1. There is a dedicated layer for reference designators that I include with the gerbers, that's how I printed the component placement guide in the first image. I prefer silkscreen designators but this board is just too densely packed to fit all of them on, so I figured I'd just go for a cleaner look and have none of them. I mean, just look at the area between the "CAN" and "I2C" text! Even my usual trick of "group the designators elsewhere and put a line showing what they refer to" wouldn't work, there's not enough space overall.
2. The MS621T is indeed a backup battery for the RTC and the microcontroller. It's rechargeable, so shouldn't need to be replaced unless it degrades to less than 10% of its nominal 3.0mAh capacity. According to this graph, if it's stored at 85C for 160 days at 3.1V, it will lose about 15% capacity. Unless you're regularly driving through the hottest deserts for several hours a day, with no A/C, the battery will spend almost no time anywhere near 85C. I'm also planning on keeping it charged to only 2.8V or so.
I was initially looking at supercaps, but I'm very limited on height under the cluster cover. Caps that were rated for -40C - 85C and were short enough were already >50% the price of this battery, large footprint, and not as readily available. The battery also has almost 10x the capacity. So I'm fine with making the customer pay an extra $1.50 to make my life easier.

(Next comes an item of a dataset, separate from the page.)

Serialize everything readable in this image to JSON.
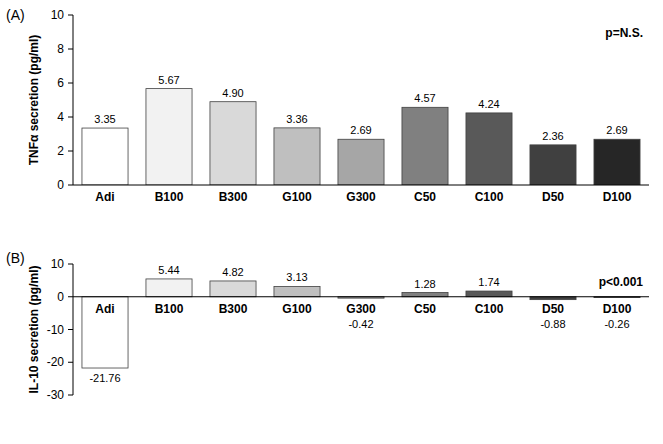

It should also be noted that this battery only comes into effect if the car's 12V battery is disconnected, so one could say it's rather useless even including it... meh, I think it's a nice quality-of-life feature that should be present in a product like this. It will also allow me to set the time and date for you before I ship it so you won't even have to!
3. I think the input caps are pretty well placed given the pinout of the chip and location of VIN and SW. I am also willing to make slight compromises in electrical performance in exchange for aesthetics.

Here's a closeup of the layout so you can judge it further. There is an uninterrupted ground plane under it all as well. Looking at the scope traces, I think it's performing very well.
These were all captured with a 200MHz Keysight DSOX2024A, with a 14.5V input voltage and 1A load.
Input capacitor closest to the IC:
Closeup on the voltage spike (may partially be due to probing, I even bent and trimmed my ground spring to make the probing loop as small as I could)
Input ripple with the bandwidth limit enabled
SW node, measured directly across the freewheeling diode
Rising and falling edges of SW
Ripple on 5V out
4. It's the freewheeling diode, this is indeed a non-synchronous regulator. I chose this part because I needed 40V input capability (the cluster has a 24V input TVS diode, which typically clamp around 39V at their max current. The cluster 5V regulator is also rated for 40V). I also wanted a large thermal pad to increase power dissipation, and low operating quiescent current (<100uA) to make sure Pegasus will draw very little current while sleeping. 1mA is my max, but <0.3mA is my goal.
Efficiency is really only important in this application to reduce power dissipation. At 14.5V in, and 5V/1A out, I measure 90.9% efficiency, so only 0.5W dissipated. At 0.1A efficiency is only 83.2%, but the absolute power dissipated is so low it doesn't matter.
5. That's the linear 3.3V regulator.
6. That's the RTC with integrated crystal, the 24MHz microcontroller oscillator is the SOT-23-5 under the middle of the STM32.
7. Those connectors actually are 2mm pitch, not 0.1"! The camera always makes electronics look bigger.

I needed through-hole latching connectors. They also fit perfectly in the cluster cover:
Thank you for the thorough review and suggestions!
Definitely would want machine vision if I got a PnP.
It wouldn't be for producing Pegasus in quantity, I will get a board house to do that. I want a "prosumer"-grade one for prototype boards like this. Like $10k max. They have been getting better and better for cheaper and cheaper!